Tanto le gustó Japón que se quedó tres meses. Ayudó a redactar los estatutos de la federación internacional y, cuando los delegados de Europa se marcharon, le confiaron sus votos a García y lo nombraron su representante en las negociaciones con los japoneses, que miraban al judo como un tesoro nacional.
Por esos días hizo amistad con un joven tailandés que había llegado para aprender y al que casi nadie le hacía caso. García le tomó lástima y le enseñó lo que sabía.
"Al final, en gratitud, me invitó a su país'', rememora García. "Estaba joven, soltero. Así que me fui con él. Cuando llegamos a Tailandia me llevé la sorpresa del siglo. Era, nada más y nada menos, que el príncipe heredero de la monarquía. Me tuvo un tiempo a cuerpo de rey, no quería que me fuera...".
Y sin embargo regresó. Extrañaba la Habana, quería abrir su propio dojo y continuar la labor diseminadora de esta arte marcial. Abrió el Víbora Judo Club -entre las calles Jorge y Espadero- y viajaba al interior de la isla para impartir seminarios.
La revolución de Fidel Castro le obligó a dar un giro de llave a la puerta de su club y a marcharse al exilio, primero en España y luego Estados Unidos, a donde llegó con un puñado de sueños y su cinturón negro.

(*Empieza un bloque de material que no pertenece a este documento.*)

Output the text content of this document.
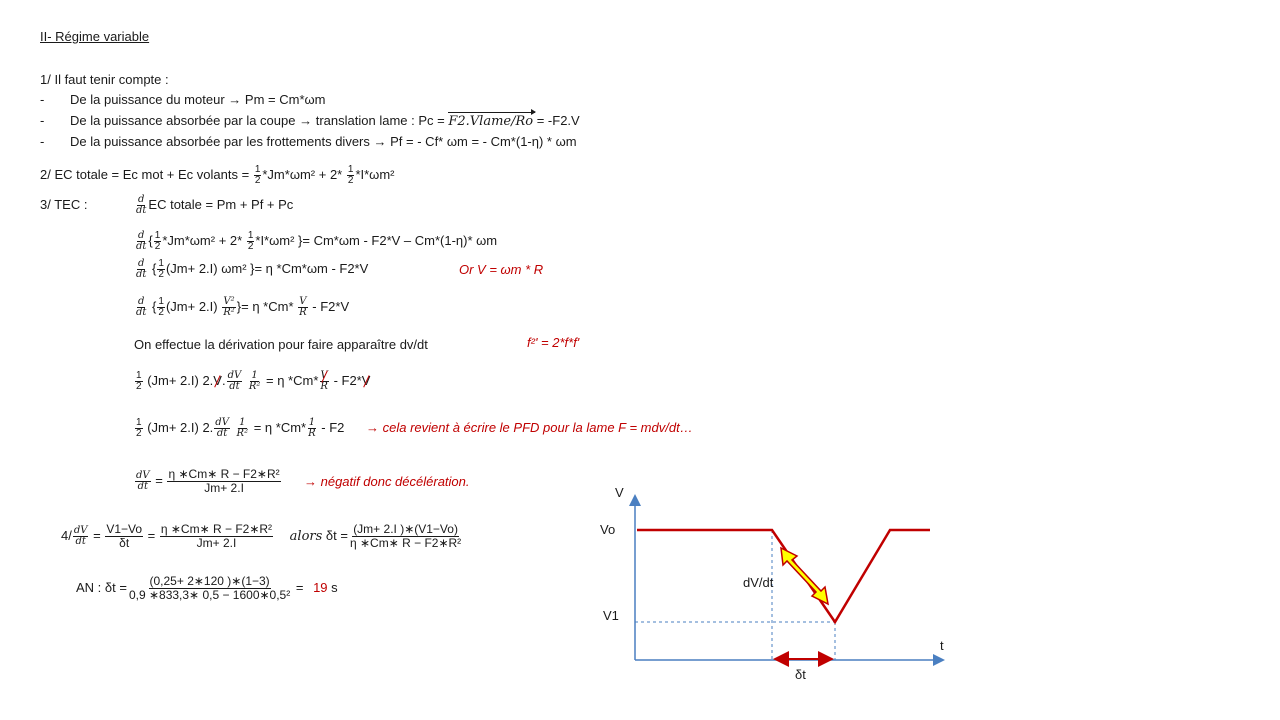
II- Régime variable
1/ Il faut tenir compte :
- De la puissance du moteur → Pm = Cm*ωm
- De la puissance absorbée par la coupe → translation lame : Pc = F2.Vlame/Ro = -F2.V
- De la puissance absorbée par les frottements divers → Pf = - Cf* ωm = - Cm*(1-η) * ωm
2/ EC totale = Ec mot + Ec volants = $\frac{1}{2} *Jm*\omega m^2 + 2* \frac{1}{2} *I*\omega m^2$
3/ TEC :	$\frac{d}{dt}$ EC totale = Pm + Pf + Pc
$\frac{d}{dt}$ { $\frac{1}{2} *Jm*\omega m^2 + 2* \frac{1}{2} *I*\omega m^2$ }= Cm*ωm - F2*V – Cm*(1-η)* ωm
$\frac{d}{dt}$ { $\frac{1}{2} (Jm+ 2.I)$ ωm² }= η *Cm*ωm - F2*V	Or V = ωm * R
$\frac{d}{dt}$ { $\frac{1}{2} (Jm+ 2.I) \frac{\text{V²}}{\text{R²}}$ }= η $*Cm* \frac{V}{R} - F2*V$
On effectue la dérivation pour faire apparaître dv/dt	f²' = 2*f*f'
$\frac{1}{2} (Jm+ 2.I)$ 2.V. $\frac{dV}{dt}$
$\frac{1}{\text{R²}} = \eta$ $*Cm* \frac{V}{R} - F2*V$
$\frac{1}{2} (Jm+ 2.I)$ 2. $\frac{dV}{dt}$
$\frac{1}{\text{R²}} = \eta$ $*Cm* \frac{1}{R} - F2$ → cela revient à écrire le PFD pour la lame F = mdv/dt…
$\frac{dV}{dt} = \frac{\text{η ∗Cm∗ R − F2∗R²}}{Jm+ 2.I}$ → négatif donc décélération.
$4/ \frac{dV}{dt} = \frac{V1-Vo}{\delta t} = \frac{\text{η ∗Cm∗ R − F2∗R²}}{Jm+ 2.I}$ alors $\delta t = \frac{(Jm+ 2.I )∗(V1-Vo)}{\text{η ∗Cm∗ R − F2∗R²}}$
AN : $\delta t = \frac{(0,25+ 2∗120 )∗(1-3)}{\text{0,9 ∗833,3∗ 0,5 − 1600∗0,5²}} = 19$ s
V
t
Vo
V1
dV/dt
δt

"El judo era mi carta de salvación, mi identidad'', sostiene. "Continué enseñando, forjando nuevos judokas. Abrí un club muy conocido en Westchester, El Samurai, tuve la suerte que vinieran a él gente de todo el mundo, mantuve una profunda amistad con leyendas como el holandés Anton Gessink. Crecí como judoka, como hombre, y me hice viejo''.

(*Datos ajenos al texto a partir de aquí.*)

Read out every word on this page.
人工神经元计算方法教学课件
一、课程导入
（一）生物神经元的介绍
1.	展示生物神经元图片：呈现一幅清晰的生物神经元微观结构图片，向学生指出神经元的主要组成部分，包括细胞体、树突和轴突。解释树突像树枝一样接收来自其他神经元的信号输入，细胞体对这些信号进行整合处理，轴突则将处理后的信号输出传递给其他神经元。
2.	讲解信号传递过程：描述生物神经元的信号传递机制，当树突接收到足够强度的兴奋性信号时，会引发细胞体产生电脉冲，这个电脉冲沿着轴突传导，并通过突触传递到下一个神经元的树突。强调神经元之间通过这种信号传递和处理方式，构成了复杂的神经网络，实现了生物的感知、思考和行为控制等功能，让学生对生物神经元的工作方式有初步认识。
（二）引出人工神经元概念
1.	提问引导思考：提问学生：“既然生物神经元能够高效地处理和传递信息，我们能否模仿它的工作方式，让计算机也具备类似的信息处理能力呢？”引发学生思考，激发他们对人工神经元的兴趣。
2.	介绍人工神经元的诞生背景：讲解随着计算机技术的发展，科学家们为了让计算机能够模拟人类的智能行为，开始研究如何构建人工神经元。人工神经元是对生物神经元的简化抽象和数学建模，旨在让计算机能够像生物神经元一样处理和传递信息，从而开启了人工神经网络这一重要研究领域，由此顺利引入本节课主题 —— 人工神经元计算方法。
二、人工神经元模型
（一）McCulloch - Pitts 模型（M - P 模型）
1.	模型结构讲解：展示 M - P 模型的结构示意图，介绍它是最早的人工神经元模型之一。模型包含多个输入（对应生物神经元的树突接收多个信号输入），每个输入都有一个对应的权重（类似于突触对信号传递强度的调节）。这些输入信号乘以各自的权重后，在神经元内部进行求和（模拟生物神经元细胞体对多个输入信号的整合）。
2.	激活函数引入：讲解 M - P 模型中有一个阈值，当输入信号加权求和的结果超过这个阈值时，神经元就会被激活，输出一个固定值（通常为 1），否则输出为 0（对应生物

En las reseñas que relatan el desarrollo del judo en países como Costa Rica y México, el nombre de Heriberto García surge como un agradecimiento, como si se tratara de un antes y un después. Y en Miami, ya retirado, se le busca y se le escucha.
"Sensei García es muy respetado en los círculos de las artes marciales'', explica Armando Martínez, sexto dan en karate-Do y segundo dan de judo. "Yo aprendí con él y ahora me asesora en mi dojo. Es una leyenda viva, pero que aún constituye una fuente valiosa de conocimientos''.